Saxon is a 2007 independent British film.

The film is written and directed by Greg Loftin, produced by Elise Valmorbida and starring Sean Harris in his first feature lead role.

The world premiere on 22 August 2007 was part of the British Gala selection of the Edinburgh International Film Festival.

==Synopsis==
London, the present. Soon after leaving prison, Fast Eddie has his eye cut out by a loan shark chasing an old debt. Eddie's other eye will only be spared upon repayment. Desperate for cash, Eddie phones Linda, a childhood sweetheart. She lives in SAXON - a ghost-town of grim flats run by a corrupt council. Linda is very wealthy. Her husband Kevin won a million pounds on a TV quiz show. But Kevin has gone missing, feared dead. Eddie offers his services as an amateur sleuth, and so embarks on a comically gruesome journey through the surreal underworld of Saxon: the place where he grew up, the place where his mother works as a prostitute, the place where he murdered a bailiff.

==Principal cast==
- Sean Harris
- Sarah Matravers
- Michelle Connolly
- Henry Kelly
- Tony O'Leary
- Drew Edwards
- Stephen Manwaring
- Paul McNeilly
- Divian Ladwa

==Principal crew==
- Director: Greg Loftin
- Producer: Elise Valmorbida
- Screenplay: Greg Loftin
- Line producer: Sam Parsons
- Director of photography: Steven Priovolos
- Music: Michael Portman and Vincent Browett
- Executive producers: Elise Valmorbida, Greg Loftin, Jack Fidler, Barry Bassett

==Development==
Saxon is the brainchild of writer-director Greg Loftin, who developed the original screenplay over several years, quoting as influences classical Greek tragedy and the Clint Eastwood film Unforgiven. The script garnered rave reviews from Triggerstreet.com, Kevin Spacey’s website for screenwriters, e.g.: “Enjoyed every second. Great dialogue, well-paced, very funny… Eddie's the down-and-out anti-hero we've come to love in British films, beginning with A Clockwork Orange.”

==Acclaim==
Saxon won Official Selection in the 61st Edinburgh Film Festival under the artistic direction of Hannah McGill.

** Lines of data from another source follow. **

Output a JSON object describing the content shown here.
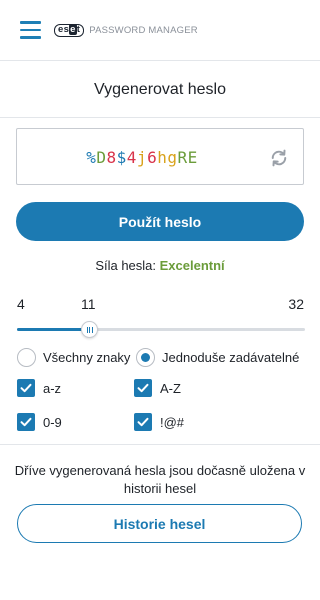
{
  "header": {
    "menu_icon": "hamburger-menu-icon",
    "logo_badge_prefix": "es",
    "logo_badge_mid": "e",
    "logo_badge_suffix": "t",
    "logo_text": "PASSWORD MANAGER"
  },
  "page": {
    "title": "Vygenerovat heslo"
  },
  "password": {
    "value": "%D8$4j6hgRE",
    "refresh_icon": "refresh-icon"
  },
  "actions": {
    "use_password": "Použít heslo",
    "history": "Historie hesel"
  },
  "strength": {
    "label": "Síla hesla:",
    "value": "Excelentní"
  },
  "length_slider": {
    "min": 4,
    "current": 11,
    "max": 32,
    "min_label": "4",
    "current_label": "11",
    "max_label": "32"
  },
  "character_set": {
    "all_chars": {
      "label": "Všechny znaky",
      "selected": false
    },
    "easy_to_type": {
      "label": "Jednoduše zadávatelné",
      "selected": true
    }
  },
  "options": {
    "lowercase": {
      "label": "a-z",
      "checked": true
    },
    "uppercase": {
      "label": "A-Z",
      "checked": true
    },
    "digits": {
      "label": "0-9",
      "checked": true
    },
    "symbols": {
      "label": "!@#",
      "checked": true
    }
  },
  "history_note": "Dříve vygenerovaná hesla jsou dočasně uložena v historii hesel",
  "colors": {
    "accent": "#1c7ab2",
    "strength_excellent": "#6b9c3a",
    "pw_symbol": "#1c7ab2",
    "pw_digit": "#d8334a",
    "pw_upper": "#6b9c3a",
    "pw_lower": "#d9a21b"
  }
}
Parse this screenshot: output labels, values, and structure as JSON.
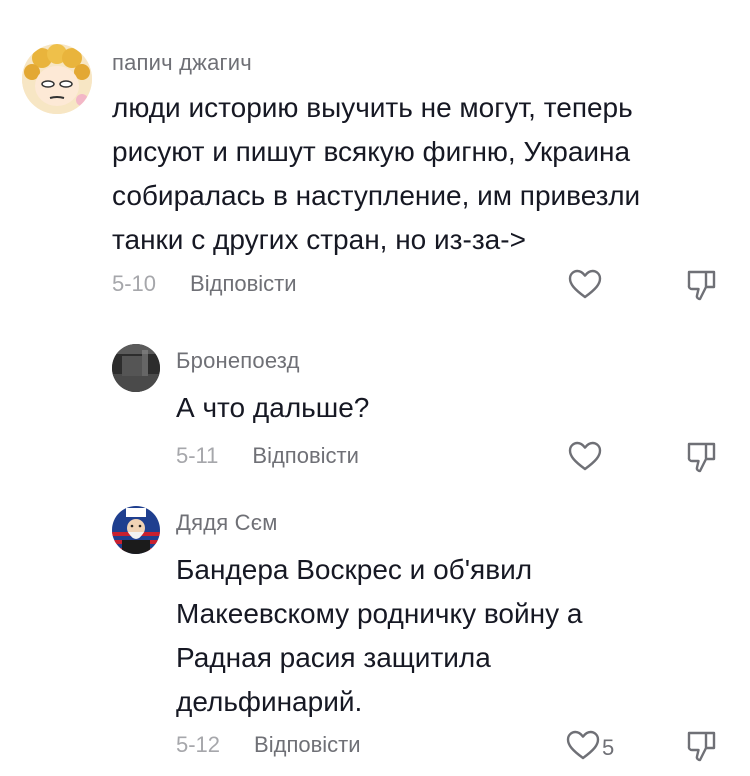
{
  "comments": [
    {
      "author": "папич джагич",
      "avatar_icon": "anime-character-avatar",
      "lines": [
        "люди историю выучить не могут, теперь",
        "рисуют и пишут всякую фигню, Украина",
        "собиралась в наступление, им привезли",
        "танки с других стран, но из-за->"
      ],
      "date": "5-10",
      "reply_label": "Відповісти",
      "like_count": ""
    },
    {
      "author": "Бронепоезд",
      "avatar_icon": "dark-photo-avatar",
      "lines": [
        "А что дальше?"
      ],
      "date": "5-11",
      "reply_label": "Відповісти",
      "like_count": ""
    },
    {
      "author": "Дядя Сєм",
      "avatar_icon": "uncle-sam-avatar",
      "lines": [
        "Бандера Воскрес и об'явил",
        "Макеевскому родничку войну а",
        "Радная расия защитила",
        "дельфинарий."
      ],
      "date": "5-12",
      "reply_label": "Відповісти",
      "like_count": "5"
    }
  ],
  "colors": {
    "text": "#161823",
    "secondary": "#6f7076",
    "date": "#a6a7ab"
  },
  "icons": {
    "like": "heart-outline-icon",
    "dislike": "thumbs-down-outline-icon"
  }
}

The film was nominated for the Michael Powell Award for Best New British Feature. Loftin’s earlier short film ‘‘Don Juan’’ appeared at the Santander Film Festival.
First-time producer Elise Valmorbida, also a published writer (Matilde Waltzing, The Book of Happy Endings, The TV President), was honoured as a Skillset/EIFF Trailblazer, one of ten film-making talents in the UK to win this accolade.
EIFF Artistic Director Hannah McGill wrote of Saxon: “Startling UK thriller brings the grit of 70s Hollywood to a messed-up London estate… Sizzling with tension and vivid, near-surreal imagery, this is a forceful and confident debut.”

Saxon went on to further festival success as Official Selection in the British Film Festival in Israel (January 2008) and the European Independent Film Festival (March 2008) where the film won the award for Best European Dramatic Feature. On 21 April 2008, Saxon had its English premiere at The East End International Film Festival, where it was nominated for the award of Best UK Debut Feature. Featured on BBC London, the film screened to a sold-out cinema, with a waiting list for returns.

The film was released in the UK 12 January 2009.

==Micro-budget EIS==
Saxon was funded entirely by private equity, including the producers’ own mortgage. The film’s financing structure was first announced publicly in ScreenFinance magazine: “Sillwood Films is launching a micro-budget Enterprise Investment Scheme to finance its urban thriller Saxon. Unusually… The EIS will be used to give a tax incentive to individuals who have already put money into the film.”
As with many micro-budget productions, Saxon’s cast and crew worked on the basis of part-deferred fees. Other professionals worked for company shares rather than cash. Post-production was delivered by St Anne’s Post (part of the giant Ascent Media Group) under the direction of Patrick Malone.